By chapter 577 of the Laws of 1938, subdivision 5 was added to section 54 of the Civil Service Law. That subdivision reads as follows: “ 5. The comptroller shall have exclusive authority to determine all applications for any form of retirement or of death benefit provided for in this article and shall forthwith send written notice of such determination to the applicant. At any time within four months thereafter, such applicant may apply for a hearing and a redetermination of his application. After an appropriate hearing on notice, before the comptroller or officer duly designated by him, the comptroller shall make and serve his final determination, which alone shall be reviewable as provided in article seventy-eight of the civil practice act. The comptroller, or officer duly designated by him, is empowered to take testimony and proofs, under oath, upon such hearing, and shall have power to subpoena and require the attendance of witnesses and the production of books, papers and documents pertinent to such hearing.”
The subject matter of this subdivision is now contained in subdivisions b, c, and d of section 73 as added by chapter 841 of the Laws of 1947, effective July 1, 1948.
Respondent urges that these amendments to the Civil Service Law have changed the rule of law laid down by the Court of Appeals in Matter of Slattery and Matter of Nash, above cited, not only on the question of res judicata, but also to permit the Comptroller to make a determination in each individual case as to whether or not a member is physically incapacitated as a natural and proximate result of an accident.
The only reported case decided since the amendments to the statutes, that has been called to our attention is Rankin v. New York State Employees’ Retirement System (274 App. Div. 160,162).
That case reached the Third Department on a submission pursuant to sections 546-548 of the Civil Practice Act. Under such a submission, the court was charged with the duty of determining whether or not the employee “ sustained an accidental injury ” within the meaning of the statute. In the opinion Justice Foster made this statement: “ Ordinarily the issue as to whether one has sustained an accidental injury is a question of fact, and there is a mass of'cases on the subject.” The court found on the facts in that case that the plaintiff’s disability was caused by an accident sustained in service.
*494If we were to be guided by the decisions under the Workmen’s Compensation Law, numerous cases could be cited in which awards have been affirmed by the appellate courts for a heart condition brought on by over exertion. The amendments to the Civil Service Law by the Legislature have, we think, changed the provisions relating to the State Retirement System so that the duty of determining the question of fact as to whether or not an employee has sustained an accidental injury is for the Comptroller.

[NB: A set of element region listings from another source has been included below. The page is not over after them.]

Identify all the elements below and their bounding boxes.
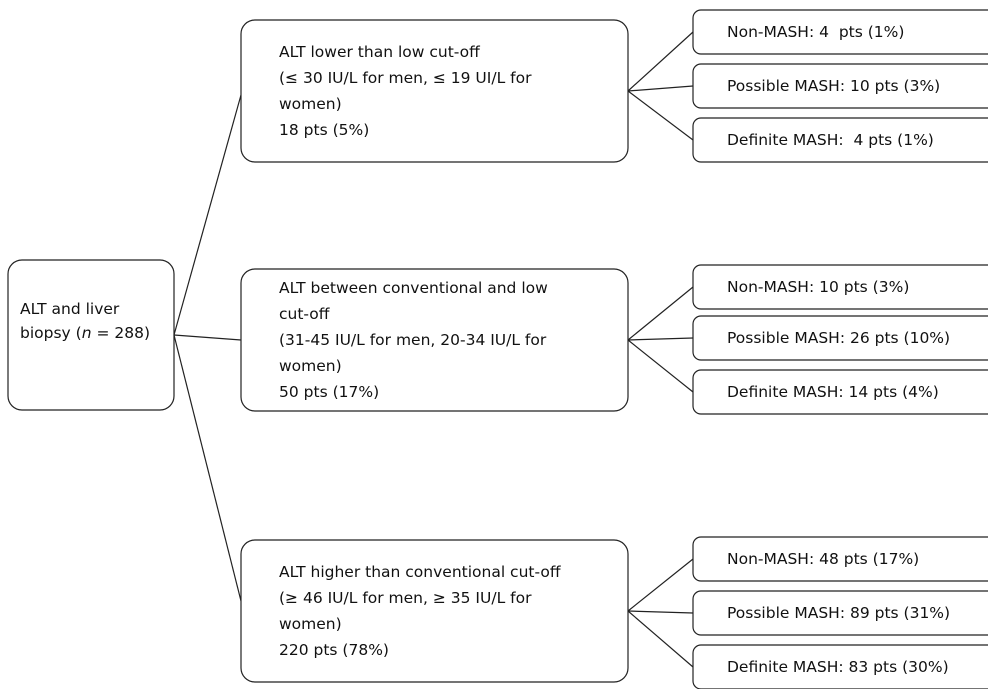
outcome-box bbox=[692, 264, 988, 310]
root-text-part: = 288) bbox=[92, 324, 150, 342]
root-text-part: ALT and liver bbox=[20, 300, 120, 318]
root-text-part: n bbox=[82, 324, 92, 342]
root-text-part: biopsy ( bbox=[20, 324, 82, 342]
connector bbox=[627, 558, 694, 612]
root-text: ALT and liver bbox=[20, 300, 120, 318]
connector bbox=[627, 85, 694, 92]
outcome-box bbox=[692, 9, 988, 55]
branch-text: (31-45 IU/L for men, 20-34 IU/L for bbox=[279, 331, 547, 349]
connector bbox=[627, 337, 694, 341]
connector bbox=[627, 339, 694, 393]
connector bbox=[627, 90, 694, 141]
outcome-text: Non-MASH: 4 pts (1%) bbox=[727, 23, 904, 41]
outcome-text: Definite MASH: 14 pts (4%) bbox=[727, 383, 939, 401]
branch-text: (≥ 46 IU/L for men, ≥ 35 IU/L for bbox=[279, 589, 532, 607]
outcome-text: Definite MASH: 83 pts (30%) bbox=[727, 658, 949, 676]
outcome-box bbox=[692, 315, 988, 361]
outcome-box bbox=[692, 590, 988, 636]
connector bbox=[173, 334, 242, 602]
branch-text: cut-off bbox=[279, 305, 330, 323]
outcome-text: Non-MASH: 48 pts (17%) bbox=[727, 550, 919, 568]
outcome-text: Definite MASH: 4 pts (1%) bbox=[727, 131, 934, 149]
outcome-text: Possible MASH: 89 pts (31%) bbox=[727, 604, 950, 622]
outcome-text: Possible MASH: 26 pts (10%) bbox=[727, 329, 950, 347]
outcome-box bbox=[692, 117, 988, 163]
connector bbox=[627, 610, 694, 614]
connector bbox=[627, 286, 694, 341]
outcome-box bbox=[692, 63, 988, 109]
connector bbox=[627, 31, 694, 92]
outcome-text: Non-MASH: 10 pts (3%) bbox=[727, 278, 909, 296]
branch-text: women) bbox=[279, 95, 342, 113]
branch-text: 220 pts (78%) bbox=[279, 641, 389, 659]
connector bbox=[627, 610, 694, 668]
branch-text: women) bbox=[279, 615, 342, 633]
connector bbox=[173, 94, 242, 336]
outcome-box bbox=[692, 369, 988, 415]
branch-box bbox=[240, 19, 629, 163]
branch-text: (≤ 30 IU/L for men, ≤ 19 UI/L for bbox=[279, 69, 532, 87]
outcome-box bbox=[692, 536, 988, 582]
branch-text: ALT between conventional and low bbox=[279, 279, 548, 297]
outcome-box bbox=[692, 644, 988, 689]
outcome-text: Possible MASH: 10 pts (3%) bbox=[727, 77, 940, 95]
branch-text: women) bbox=[279, 357, 342, 375]
branch-box bbox=[240, 539, 629, 683]
branch-text: ALT higher than conventional cut-off bbox=[279, 563, 561, 581]
branch-text: 18 pts (5%) bbox=[279, 121, 369, 139]
branch-text: ALT lower than low cut-off bbox=[279, 43, 480, 61]
branch-text: 50 pts (17%) bbox=[279, 383, 379, 401]
root-text: biopsy (n = 288) bbox=[20, 324, 150, 342]
connector bbox=[173, 334, 242, 341]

The Comptroller has determined after a hearing pursuant to statute that petitioner’s disability 16 is not the result óf an accident ”. The case comes to our court for review under article 78 of the Civil Practice Act. The question of whether appellant’s disability was or was not the result of an accident was a question of .fact to be determined by the Comptroller, and, he having determined the question against the petitioner on substantial evidence, we must confirm his decision. (Matter of Miller v. Kling, 291 N. Y. 65; Matter of Humphrey v. State Insurance Fund, 298 N. Y. 327.)
The determination of the Comptroller- should therefore be confirmed, without costs.
All concur. Present — Taylor, P. J., McCurn, Vaughan, Kimball and Piper, JJ.
Determination confirmed, without costs. [See 277 App. Div. 831.]